States are mad, and they're not going to take it anymore.
Recently, InHardFocus reported on New Hampshire House Bill 628-FN that aims to make the touching or viewing with a technological device of a person’s breasts or genitals by a government security agent without probable cause a sexual assault, punishable as a tier III offender under the criminal offenders registry.
A similar bill also was proposed by Texas lawmakers last week. H.B. No. 1937 states the offensive touching of persons seeking access to public buildings and transportation to be punishable as a felony.
"This bill is about saying enough is enough," Rep. David Simpson told KVUE News. "We’ve turned from prudent caution to ridiculous excessive measures. This is drawing a line in the sand where officials shouldn’t go past without a warrant, without probable cause. You shouldn’t touch someone’s private parts as a condition of travel.”

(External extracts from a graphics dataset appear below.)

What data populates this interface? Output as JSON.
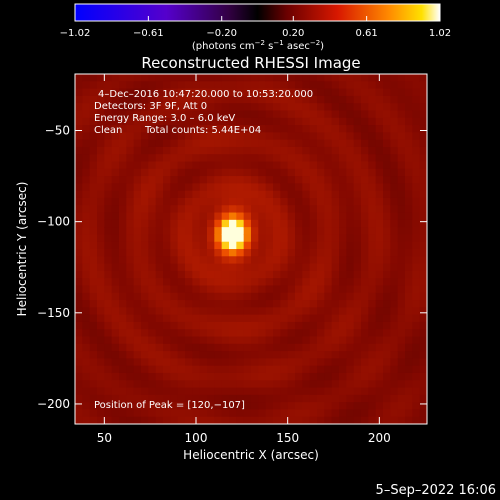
{
  "chart_data": {
    "type": "heatmap",
    "title": "Reconstructed RHESSI Image",
    "xlabel": "Heliocentric X (arcsec)",
    "ylabel": "Heliocentric Y (arcsec)",
    "xlim": [
      34,
      226
    ],
    "ylim": [
      -211,
      -19
    ],
    "x_ticks": [
      50,
      100,
      150,
      200
    ],
    "y_ticks": [
      -50,
      -100,
      -150,
      -200
    ],
    "x_tick_labels": [
      "50",
      "100",
      "150",
      "200"
    ],
    "y_tick_labels": [
      "−50",
      "−100",
      "−150",
      "−200"
    ],
    "colorbar": {
      "min": -1.02,
      "max": 1.02,
      "ticks": [
        -1.02,
        -0.61,
        -0.2,
        0.2,
        0.61,
        1.02
      ],
      "tick_labels": [
        "−1.02",
        "−0.61",
        "−0.20",
        "0.20",
        "0.61",
        "1.02"
      ],
      "units_parts": [
        "(photons cm",
        "−2",
        " s",
        "−1",
        " asec",
        "−2",
        ")"
      ]
    },
    "annotations": {
      "time_range": "4–Dec–2016 10:47:20.000 to 10:53:20.000",
      "detectors": "Detectors: 3F 9F, Att 0",
      "energy": "Energy Range: 3.0 – 6.0 keV",
      "algorithm": "Clean",
      "total_counts": "Total counts: 5.44E+04",
      "peak": "Position of Peak = [120,−107]"
    },
    "source": {
      "peak_x": 120,
      "peak_y": -107,
      "peak_value": 1.0
    },
    "grid": false
  },
  "footer": {
    "date": "5–Sep–2022 16:06"
  }
}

And in New Jersey, Senator Michael Doherty introduced three pieces of legislation drafted to eliminate any immunity TSA agents might enjoy when violating New Jersey law during unnecessary and invasive airport screenings.
“For more than a month now, the TSA has quite literally stuck their finger in the eye of law-abiding American citizens while trampling on their constitutionally guaranteed liberties,” Doherty stated. “We call upon every state legislature in our great country to immediately act to put our federal government on notice that the dignity of our citizens shall not be the cost of a failed federal open border policy.”
The following bills were introduced:
- Makes certain body searches third degree crime of sexual assault under certain circumstances.
- Prohibits use of body imaging scanners to screen passengers and airline crew members.
- Specifies that certain images generated by body scans violate State statutes, prohibiting invasion of privacy, pornography, and endangerment of child welfare under certain circumstances.
“All of these bills remove any claim that TSA agents are immune to any state statutes that they violate when searching passengers or crew,” Doherty concluded. “If we don’t take strong action against these violations, where will it lead? Today planes, tomorrow trains and buses, what then? Will the drive to the market be viewed as a ‘privilege,’ the walk to church? Will we stand upon the slippery slope of paranoia that leads to invasive searches becoming a way of daily life, or say ‘No’ and defend our rights to privacy now while we still have them.”
TSA agents operate under federal laws, which supersede state laws, so it'll be interesting to see how this all plays out.